На Садовую решил выехать сам Агавелов, заявив, что хочет довести дело до конца. Никто не возражал. Через полчаса синяя «Победа» с капитаном, участковым уполномоченным и двумя членами штаба народной дружины бесшумно неслась по опустевшим улицам. Спустя пятнадцать минут, они входили в подъезд двухэтажного серого дома. На втором этаже в окошке тускло горел зеленоватый свет. Вот и полустертая табличка с фамилией хозяина «Симонянц Е. И.». Агавелов неторопливо нажал кнопку звонка. За дверью послышалось шарканье нетвердых шагов, возня, сонный, хрипловатый голос.

— Кто там?

— Прошу открыть. Из милиции.

Лязг цепочки, щелканье замка…

В щели мелькнуло испуганное лицо. Эдуард протянул удостоверение. Дверь со скрипом распахнулась. В коридоре у вешалки стоял пожилой мужчина в пижаме, — тонкие губы его нервно подергивались. Он вернул удостоверение капитану, с трудом выговорил:

— Слушаю вас.

— Разрешите?

— Пожалуйста… Входите. — Симонянц с усилием выдавил любезную улыбку, стараясь изобразить максимум гостеприимного радушия. Но не надо было обладать проницательностью, чтоб видеть, как напуган он этим ночным визитом.

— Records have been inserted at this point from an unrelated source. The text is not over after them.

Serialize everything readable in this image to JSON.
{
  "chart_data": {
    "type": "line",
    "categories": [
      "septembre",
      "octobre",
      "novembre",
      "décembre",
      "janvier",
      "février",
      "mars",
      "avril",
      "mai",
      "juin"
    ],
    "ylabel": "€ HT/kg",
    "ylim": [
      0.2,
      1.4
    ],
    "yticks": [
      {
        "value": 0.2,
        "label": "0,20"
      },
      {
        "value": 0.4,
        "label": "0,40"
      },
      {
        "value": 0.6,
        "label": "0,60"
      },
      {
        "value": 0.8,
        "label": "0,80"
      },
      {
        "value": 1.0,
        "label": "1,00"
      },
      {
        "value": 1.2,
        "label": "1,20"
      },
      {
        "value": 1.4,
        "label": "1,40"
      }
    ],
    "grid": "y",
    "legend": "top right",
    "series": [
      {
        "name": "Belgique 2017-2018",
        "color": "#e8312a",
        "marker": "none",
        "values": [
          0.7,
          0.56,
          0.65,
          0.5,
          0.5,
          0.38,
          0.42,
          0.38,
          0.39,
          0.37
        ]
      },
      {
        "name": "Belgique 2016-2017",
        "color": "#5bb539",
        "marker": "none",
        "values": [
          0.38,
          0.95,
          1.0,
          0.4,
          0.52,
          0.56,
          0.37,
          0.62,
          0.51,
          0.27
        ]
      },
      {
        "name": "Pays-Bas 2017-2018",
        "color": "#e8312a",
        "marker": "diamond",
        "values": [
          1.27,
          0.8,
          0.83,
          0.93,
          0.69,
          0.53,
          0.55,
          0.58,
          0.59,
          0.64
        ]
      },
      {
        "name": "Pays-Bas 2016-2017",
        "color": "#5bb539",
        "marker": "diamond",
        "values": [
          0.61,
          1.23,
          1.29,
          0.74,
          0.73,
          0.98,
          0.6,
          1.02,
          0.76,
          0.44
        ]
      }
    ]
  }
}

Вежливо здороваясь, они прошли в узкую переднюю.

Из комнаты сбоку выскочила девушка, торопливо на ходу застегивая пестренький халат. Большие, сонные глаза ее растерянно, не мигая, смотрели на отца. Капитан протянул хозяину постановление прокурора, но Симонянц не стал читать, — передал его девушке. Она пробежала взглядом по бумаге, сказала дрогнувшим голосом:

— Папа, это обыск.

— Обыск? Пожалуйста. — Часовщик, казалось, овладел собой. — Мы ничего не украли и пусть товарищи ищут то, что им нужно в нашем доме. Пожалуйста…

Спокойствие и достоинство, с которым говорил Симонянц, несколько смутили и Агавелова.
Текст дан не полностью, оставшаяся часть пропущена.